I remember telling my guidance counselor I wanted to be a writer, not a journalist, but a writer. He didn't say so, but he didn't seem to think that a writer was a bona-fide profession. He smiled his you're-so-sweetly-naive-young-lady-how-will-you-make-a-living-from-that smile and responded by suggesting (based on my vocational assessment test—but certainly not my grades) that I might make a good lawyer, or social worker, that my skills would translate well to child development and counseling. And I let myself believe that. For a long time.
I went into social work. I entered the legal field. I didn't write. (Except for contracts, briefs, affidavits and other sorts of exciting legal instruments.)
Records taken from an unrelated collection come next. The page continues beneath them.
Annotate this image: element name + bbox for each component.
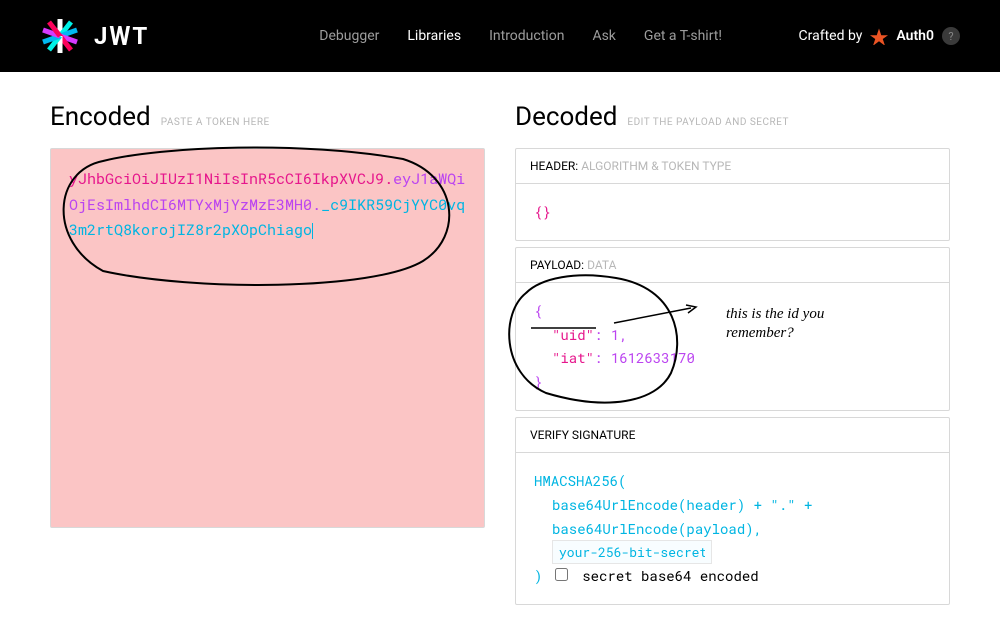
payload-panel-head: PAYLOAD: DATA <box>516 248 949 283</box>
token-header-seg: yJhbGciOiJIUzI1NiIsInR5cCI6IkpXVCJ9 <box>69 169 384 189</box>
base64-label: secret base64 encoded <box>582 566 758 585</box>
encoded-title-text: Encoded <box>50 102 151 132</box>
crafted-by: Crafted by Auth0 ? <box>799 27 960 45</box>
payload-uid-val: 1 <box>611 325 619 344</box>
header-panel-head: HEADER: ALGORITHM & TOKEN TYPE <box>516 149 949 184</box>
help-icon[interactable]: ? <box>942 27 960 45</box>
top-bar: JWT Debugger Libraries Introduction Ask … <box>0 0 1000 72</box>
logo-star-icon <box>40 16 80 56</box>
decoded-column: Decoded EDIT THE PAYLOAD AND SECRET HEAD… <box>515 102 950 611</box>
auth0-brand[interactable]: Auth0 <box>896 28 934 44</box>
payload-iat-val: 1612633170 <box>611 348 695 367</box>
verify-panel-label: VERIFY SIGNATURE <box>530 428 635 442</box>
payload-panel-label: PAYLOAD: <box>530 258 584 272</box>
header-panel: HEADER: ALGORITHM & TOKEN TYPE {} <box>515 148 950 241</box>
verify-panel: VERIFY SIGNATURE HMACSHA256( base64UrlEn… <box>515 417 950 605</box>
payload-iat-key: "iat" <box>552 348 594 367</box>
base64-checkbox[interactable] <box>555 568 568 581</box>
header-panel-body[interactable]: {} <box>516 184 949 240</box>
verify-line3: base64UrlEncode(payload), <box>534 517 931 541</box>
payload-uid-key: "uid" <box>552 325 594 344</box>
nav-tshirt[interactable]: Get a T-shirt! <box>644 28 722 44</box>
verify-line2: base64UrlEncode(header) + "." + <box>534 493 931 517</box>
verify-panel-head: VERIFY SIGNATURE <box>516 418 949 453</box>
main-content: Encoded PASTE A TOKEN HERE yJhbGciOiJIUz… <box>0 72 1000 641</box>
decoded-title-text: Decoded <box>515 102 617 132</box>
verify-close-paren: ) <box>534 566 551 585</box>
text-cursor <box>312 223 313 239</box>
decoded-title: Decoded EDIT THE PAYLOAD AND SECRET <box>515 102 950 132</box>
encoded-title: Encoded PASTE A TOKEN HERE <box>50 102 485 132</box>
payload-panel-body[interactable]: { "uid": 1, "iat": 1612633170 } this is … <box>516 283 949 410</box>
header-panel-sub: ALGORITHM & TOKEN TYPE <box>581 159 731 173</box>
main-nav: Debugger Libraries Introduction Ask Get … <box>319 28 722 44</box>
ink-circle-encoded <box>43 141 473 296</box>
annotation-line2: remember? <box>726 324 824 343</box>
annotation-line1: this is the id you <box>726 305 824 324</box>
nav-debugger[interactable]: Debugger <box>319 28 379 44</box>
nav-introduction[interactable]: Introduction <box>489 28 564 44</box>
payload-panel: PAYLOAD: DATA { "uid": 1, "iat": 1612633… <box>515 247 950 411</box>
handwritten-annotation: this is the id you remember? <box>726 305 824 343</box>
nav-libraries[interactable]: Libraries <box>407 28 461 44</box>
payload-close: } <box>534 370 931 394</box>
decoded-subtitle: EDIT THE PAYLOAD AND SECRET <box>627 117 789 128</box>
nav-ask[interactable]: Ask <box>592 28 615 44</box>
secret-input[interactable] <box>552 540 712 564</box>
logo[interactable]: JWT <box>40 16 149 56</box>
logo-text: JWT <box>94 22 149 50</box>
verify-panel-body: HMACSHA256( base64UrlEncode(header) + ".… <box>516 453 949 604</box>
verify-line1: HMACSHA256( <box>534 469 931 493</box>
header-panel-label: HEADER: <box>530 159 578 173</box>
header-json: {} <box>534 202 551 221</box>
crafted-label: Crafted by <box>799 28 863 44</box>
auth0-logo-icon[interactable] <box>870 27 888 45</box>
encoded-subtitle: PASTE A TOKEN HERE <box>161 117 270 128</box>
encoded-column: Encoded PASTE A TOKEN HERE yJhbGciOiJIUz… <box>50 102 485 611</box>
payload-panel-sub: DATA <box>587 258 616 272</box>
encoded-token-input[interactable]: yJhbGciOiJIUzI1NiIsInR5cCI6IkpXVCJ9.eyJ1… <box>50 148 485 528</box>
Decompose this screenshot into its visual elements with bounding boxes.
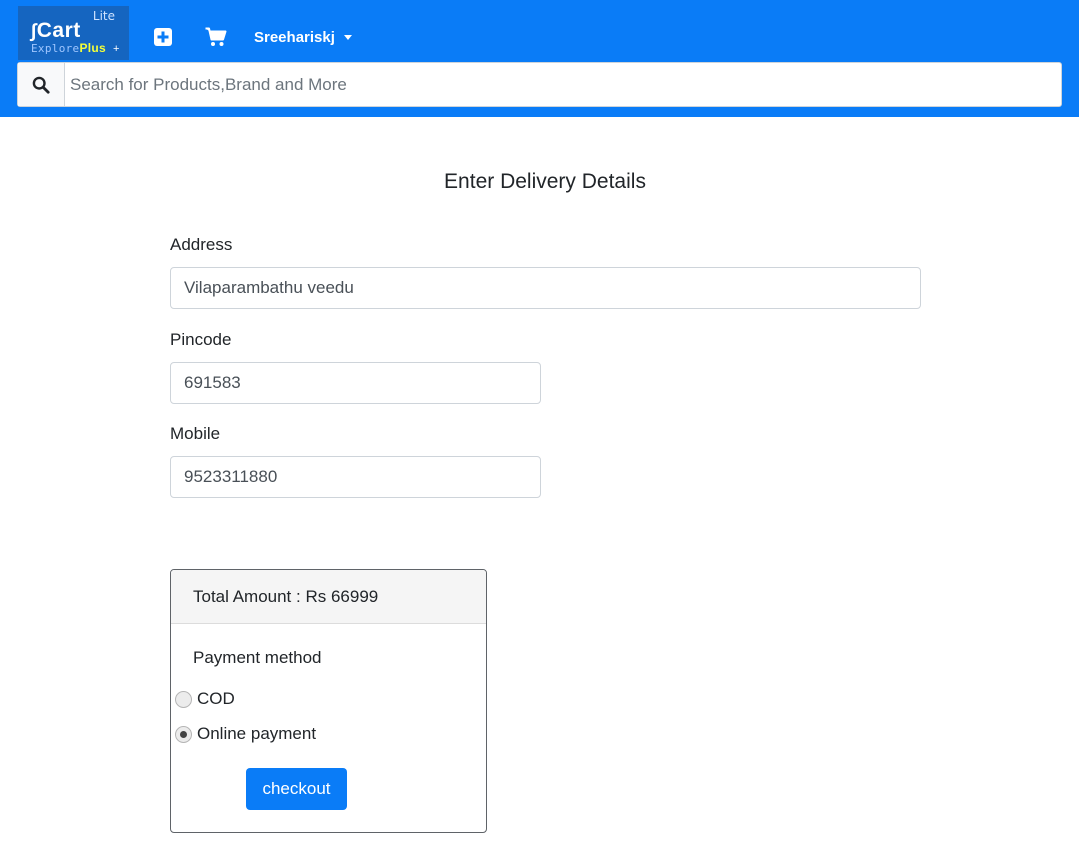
logo-badge: Lite: [92, 9, 115, 23]
cod-radio[interactable]: [175, 690, 192, 708]
shopping-cart-icon[interactable]: [205, 27, 227, 47]
checkout-button[interactable]: checkout: [246, 768, 347, 810]
pincode-field[interactable]: [170, 362, 541, 404]
logo-tagline: ExplorePlus +: [31, 41, 120, 55]
plus-square-icon[interactable]: [153, 27, 175, 47]
address-field[interactable]: [170, 267, 921, 309]
pincode-label: Pincode: [170, 330, 232, 349]
logo-name: ∫Cart: [31, 19, 81, 42]
user-name: Sreehariskj: [254, 28, 335, 46]
user-dropdown[interactable]: Sreehariskj: [254, 27, 352, 47]
total-amount: Total Amount : Rs 66999: [171, 570, 486, 624]
mobile-field[interactable]: [170, 456, 541, 498]
top-navbar: Lite ∫Cart ExplorePlus + Sreehariskj: [0, 0, 1079, 117]
radio-selected-dot: [180, 730, 187, 738]
search-input[interactable]: [65, 63, 1061, 106]
payment-method-heading: Payment method: [193, 648, 322, 667]
address-label: Address: [170, 235, 233, 254]
online-payment-label: Online payment: [197, 724, 317, 743]
search-bar: [17, 62, 1062, 107]
payment-option-cod[interactable]: COD: [175, 689, 235, 709]
payment-option-online[interactable]: Online payment: [175, 724, 316, 744]
cod-label: COD: [197, 689, 235, 708]
online-payment-radio[interactable]: [175, 725, 192, 743]
brand-logo[interactable]: Lite ∫Cart ExplorePlus +: [18, 6, 129, 60]
search-icon: [32, 76, 50, 94]
order-summary-card: Total Amount : Rs 66999 Payment method C…: [170, 569, 487, 833]
search-button[interactable]: [18, 63, 65, 106]
page-title: Enter Delivery Details: [444, 170, 646, 193]
chevron-down-icon: [343, 34, 352, 40]
mobile-label: Mobile: [170, 424, 221, 443]
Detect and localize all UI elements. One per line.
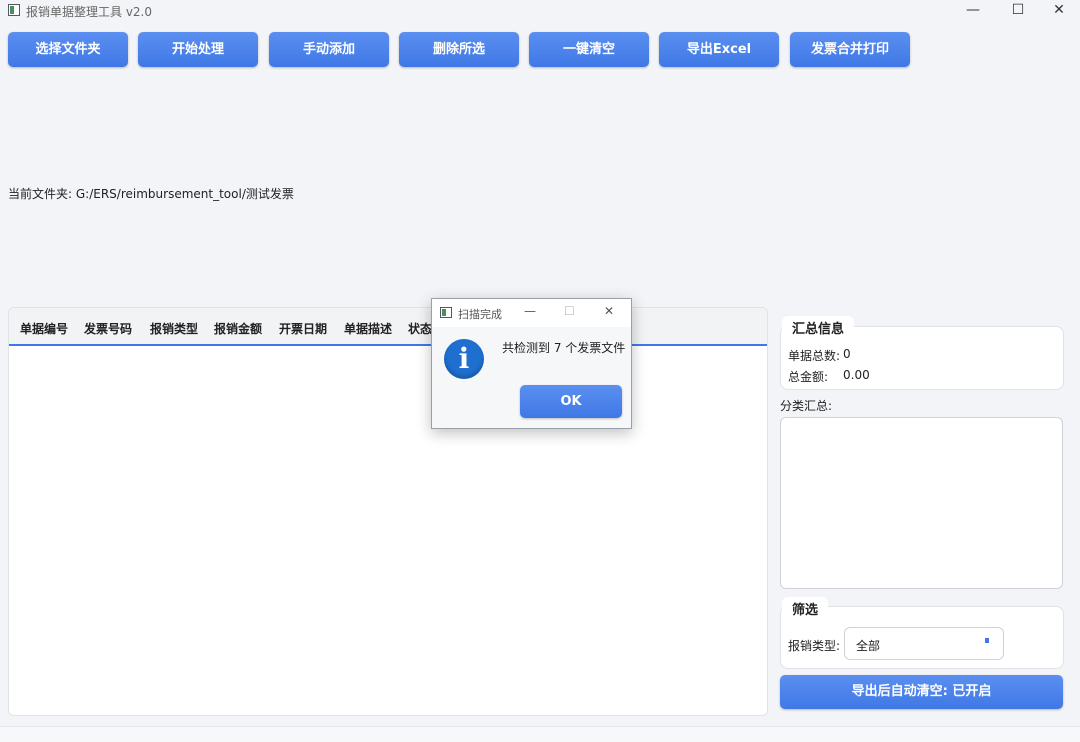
minimize-icon[interactable]: — xyxy=(950,0,996,22)
filter-type-label: 报销类型: xyxy=(788,639,841,653)
status-bar xyxy=(0,726,1080,742)
total-count-label: 单据总数: xyxy=(788,349,841,363)
current-folder-path: G:/ERS/reimbursement_tool/测试发票 xyxy=(75,187,294,201)
total-amount-value: 0.00 xyxy=(843,368,870,382)
column-header[interactable]: 开票日期 xyxy=(279,320,327,337)
category-summary-label: 分类汇总: xyxy=(780,399,833,413)
column-header[interactable]: 状态 xyxy=(408,320,432,337)
filter-title: 筛选 xyxy=(782,597,829,620)
dialog-message: 共检测到 7 个发票文件 xyxy=(502,341,626,355)
merge-print-button[interactable]: 发票合并打印 xyxy=(790,32,910,67)
column-header[interactable]: 单据编号 xyxy=(20,320,68,337)
dialog-title: 扫描完成 xyxy=(458,308,502,321)
export-excel-button[interactable]: 导出Excel xyxy=(659,32,779,67)
invoice-table[interactable]: 单据编号 发票号码 报销类型 报销金额 开票日期 单据描述 状态 xyxy=(8,307,768,716)
type-filter-value: 全部 xyxy=(856,639,881,653)
select-folder-button[interactable]: 选择文件夹 xyxy=(8,32,128,67)
column-header[interactable]: 报销类型 xyxy=(150,320,198,337)
info-icon: i xyxy=(444,339,484,379)
delete-selected-button[interactable]: 删除所选 xyxy=(399,32,519,67)
summary-title: 汇总信息 xyxy=(782,316,855,339)
dialog-maximize-icon: ☐ xyxy=(564,304,575,318)
app-icon xyxy=(8,4,20,16)
dialog-titlebar: 扫描完成 — ☐ ✕ xyxy=(432,299,631,327)
column-header[interactable]: 报销金额 xyxy=(214,320,262,337)
window-title: 报销单据整理工具 v2.0 xyxy=(26,5,153,19)
clear-all-button[interactable]: 一键清空 xyxy=(529,32,649,67)
dialog-app-icon xyxy=(440,307,452,318)
maximize-icon[interactable]: ☐ xyxy=(995,0,1041,22)
current-folder: 当前文件夹: G:/ERS/reimbursement_tool/测试发票 xyxy=(8,185,294,202)
total-count-value: 0 xyxy=(843,347,851,361)
type-filter-select[interactable]: 全部 xyxy=(844,627,1004,660)
table-header: 单据编号 发票号码 报销类型 报销金额 开票日期 单据描述 状态 xyxy=(9,308,767,346)
manual-add-button[interactable]: 手动添加 xyxy=(269,32,389,67)
close-icon[interactable]: ✕ xyxy=(1036,0,1080,22)
window-titlebar: 报销单据整理工具 v2.0 — ☐ ✕ xyxy=(0,0,1080,22)
start-process-button[interactable]: 开始处理 xyxy=(138,32,258,67)
dialog-close-icon[interactable]: ✕ xyxy=(604,304,614,318)
scan-complete-dialog: 扫描完成 — ☐ ✕ i 共检测到 7 个发票文件 OK xyxy=(431,298,632,429)
dialog-minimize-icon[interactable]: — xyxy=(524,304,536,318)
total-amount-label: 总金额: xyxy=(788,370,829,384)
column-header[interactable]: 发票号码 xyxy=(84,320,132,337)
auto-clear-toggle-button[interactable]: 导出后自动清空: 已开启 xyxy=(780,675,1063,709)
category-summary-box[interactable] xyxy=(780,417,1063,589)
column-header[interactable]: 单据描述 xyxy=(344,320,392,337)
current-folder-label: 当前文件夹: xyxy=(8,187,73,201)
ok-button[interactable]: OK xyxy=(520,385,622,418)
dropdown-arrow-icon xyxy=(985,638,989,643)
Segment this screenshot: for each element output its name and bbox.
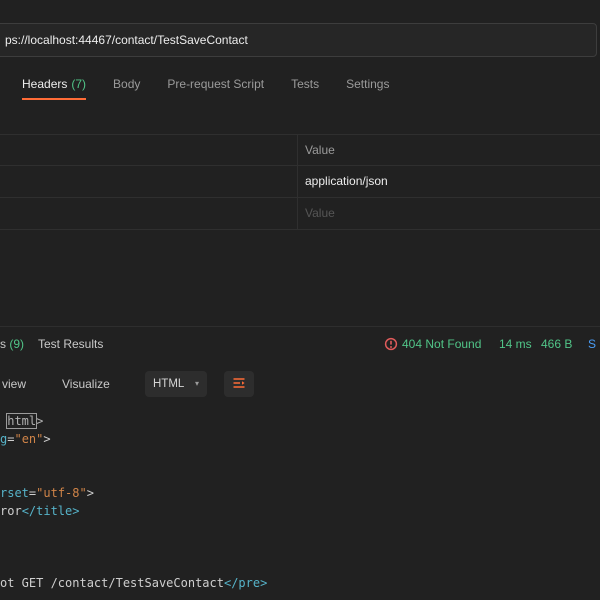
save-response-button[interactable]: S <box>588 331 596 357</box>
header-value-cell[interactable]: application/json <box>305 166 388 196</box>
response-tab-headers-partial[interactable]: s (9) <box>0 331 24 357</box>
response-time: 14 ms <box>499 331 532 357</box>
code-line <box>0 520 600 538</box>
code-line <box>0 466 600 484</box>
language-dropdown[interactable]: HTML ▾ <box>145 371 207 397</box>
code-line: rset="utf-8"> <box>0 484 600 502</box>
table-row: Value <box>0 198 600 230</box>
response-size: 466 B <box>541 331 572 357</box>
code-line: html> <box>0 412 600 430</box>
error-circle-icon <box>384 337 398 351</box>
tab-body-label: Body <box>113 77 140 91</box>
tab-tests[interactable]: Tests <box>291 70 319 100</box>
request-tabs: Headers (7) Body Pre-request Script Test… <box>22 70 389 100</box>
headers-table-header-row: Value <box>0 134 600 166</box>
header-value-cell-placeholder[interactable]: Value <box>305 198 335 228</box>
url-input[interactable] <box>0 23 597 57</box>
headers-table: Value application/json Value <box>0 134 600 230</box>
chevron-down-icon: ▾ <box>195 380 199 388</box>
code-line: g="en"> <box>0 430 600 448</box>
response-headers-count: (9) <box>9 337 24 351</box>
status-badge: 404 Not Found <box>402 331 481 357</box>
tab-pre-request-script-label: Pre-request Script <box>167 77 264 91</box>
code-line <box>0 448 600 466</box>
response-meta-bar: s (9) Test Results 404 Not Found 14 ms 4… <box>0 331 600 357</box>
code-line <box>0 556 600 574</box>
tab-headers[interactable]: Headers (7) <box>22 70 86 100</box>
code-line: ror</title> <box>0 502 600 520</box>
tab-headers-label: Headers <box>22 77 67 91</box>
tab-settings-label: Settings <box>346 77 389 91</box>
code-line: ot GET /contact/TestSaveContact</pre> <box>0 574 600 592</box>
tab-pre-request-script[interactable]: Pre-request Script <box>167 70 264 100</box>
response-code[interactable]: html>g="en"> rset="utf-8">ror</title> ot G… <box>0 404 600 592</box>
beautify-button[interactable] <box>224 371 254 397</box>
column-divider <box>297 134 298 230</box>
response-section-divider <box>0 326 600 327</box>
response-body-toolbar: view Visualize HTML ▾ <box>0 368 600 400</box>
api-client-window: Headers (7) Body Pre-request Script Test… <box>0 0 600 600</box>
language-dropdown-value: HTML <box>153 378 184 390</box>
code-line <box>0 538 600 556</box>
beautify-icon <box>232 376 246 393</box>
tab-headers-count: (7) <box>71 77 86 91</box>
tab-preview-partial[interactable]: view <box>2 368 26 400</box>
response-tab-test-results[interactable]: Test Results <box>38 331 103 357</box>
tab-settings[interactable]: Settings <box>346 70 389 100</box>
tab-visualize[interactable]: Visualize <box>62 368 110 400</box>
tab-body[interactable]: Body <box>113 70 140 100</box>
value-column-header: Value <box>305 135 335 165</box>
tab-tests-label: Tests <box>291 77 319 91</box>
table-row: application/json <box>0 166 600 198</box>
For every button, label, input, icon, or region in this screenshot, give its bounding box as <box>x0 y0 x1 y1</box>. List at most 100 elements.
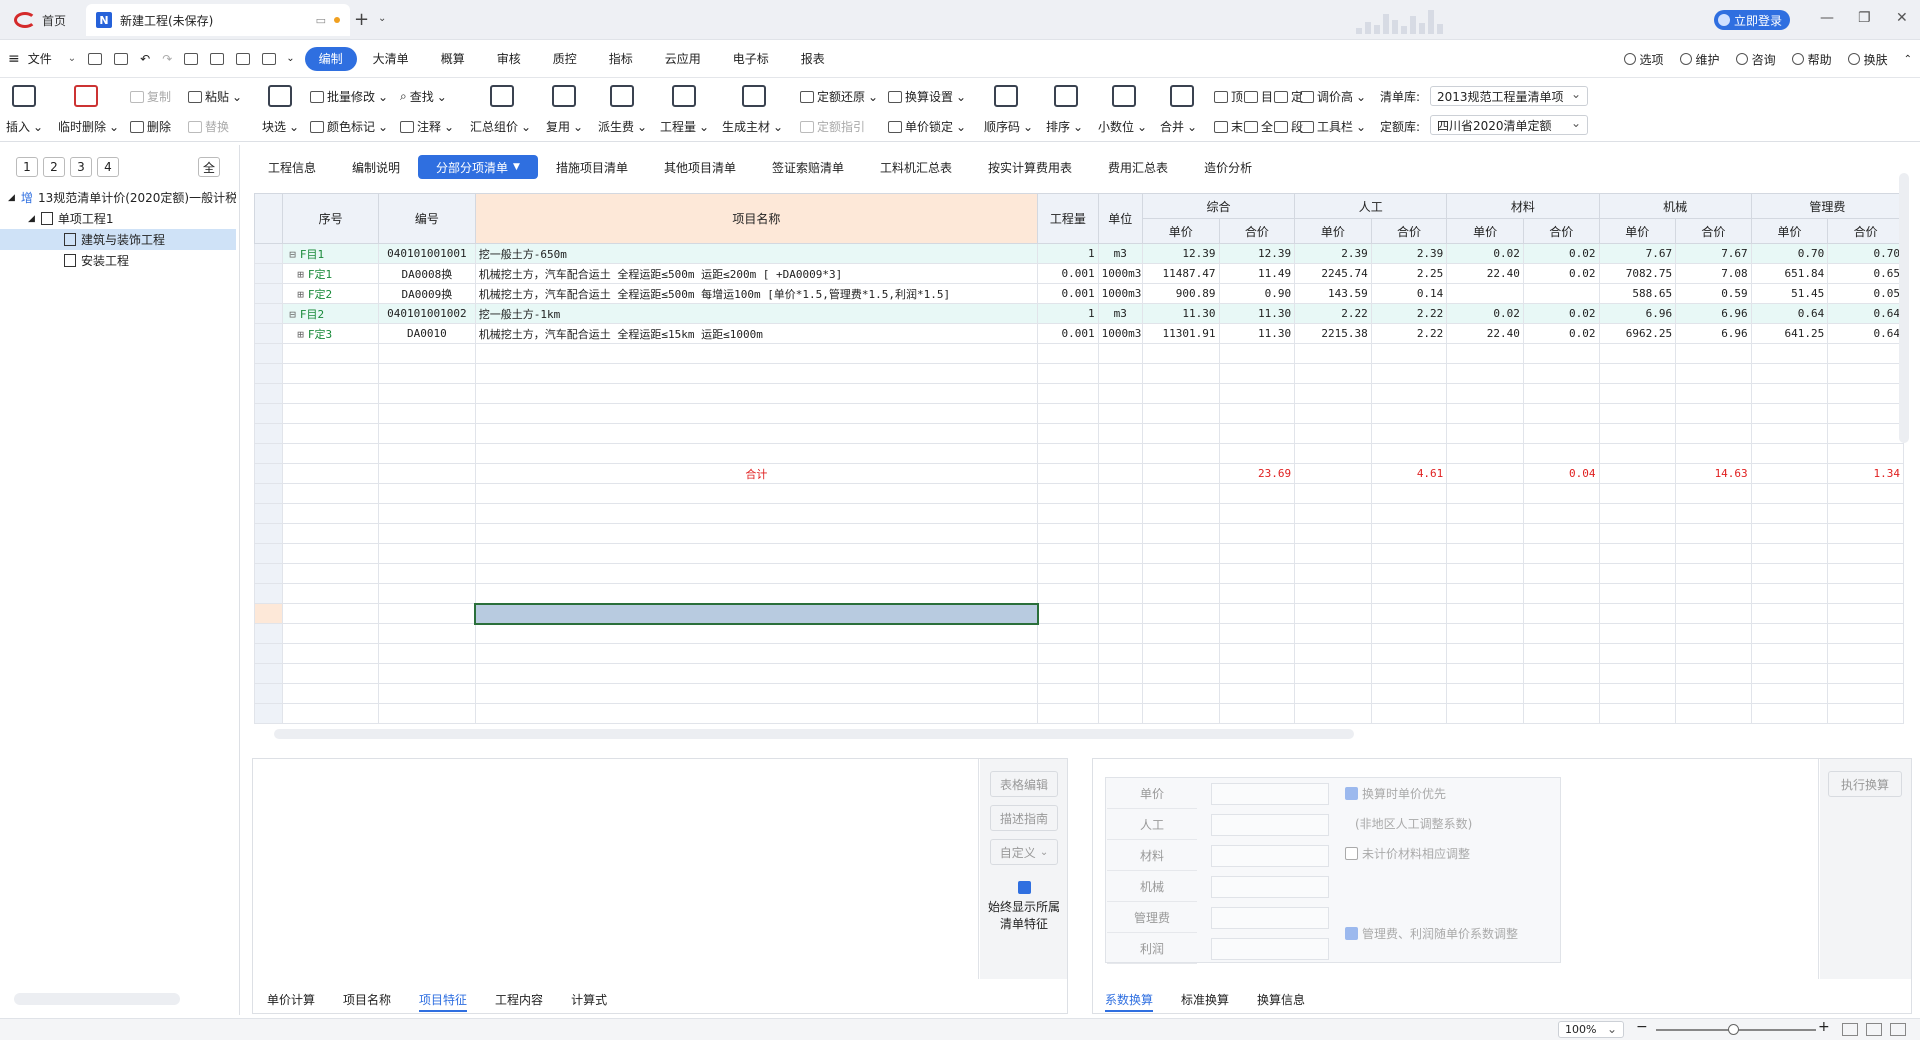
empty-cell[interactable] <box>1750 343 1829 364</box>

But I don't blame my guidance counselor or anyone else for my failure to write, for letting the desire to rise each day and run dissipate like escaping steam from a pressure cooker. Just me. Guilty. Even more so now that I have a little more time to devote to the craft.
Here, I apologize to myself. That was stupid—waiting so long. I'm very sorry. What I really need is courage, a better work ethic and production quotas.
As Bradbury says, To feed well is to grow. I'll take his advice—more reliable than the old guidance counselor— I'll open the lid of that cooker. Let the steam out. Breath in the salty stew of words and phrases and ideas. Taste the modified nouns and verbs. Fill myself with pungent and moist hyperbole. Stop writing about me not writing. And write. Dammit.
I hope my son won't ever have to apologize for not following his dream, nor ever let anyone smile a you're-such-a-naive-nice-boy-how-will-you-make-a-living-from-that smile. Art is, indeed, a bona-fide vocation. Listen to the calliope, I tell him. Rise and run.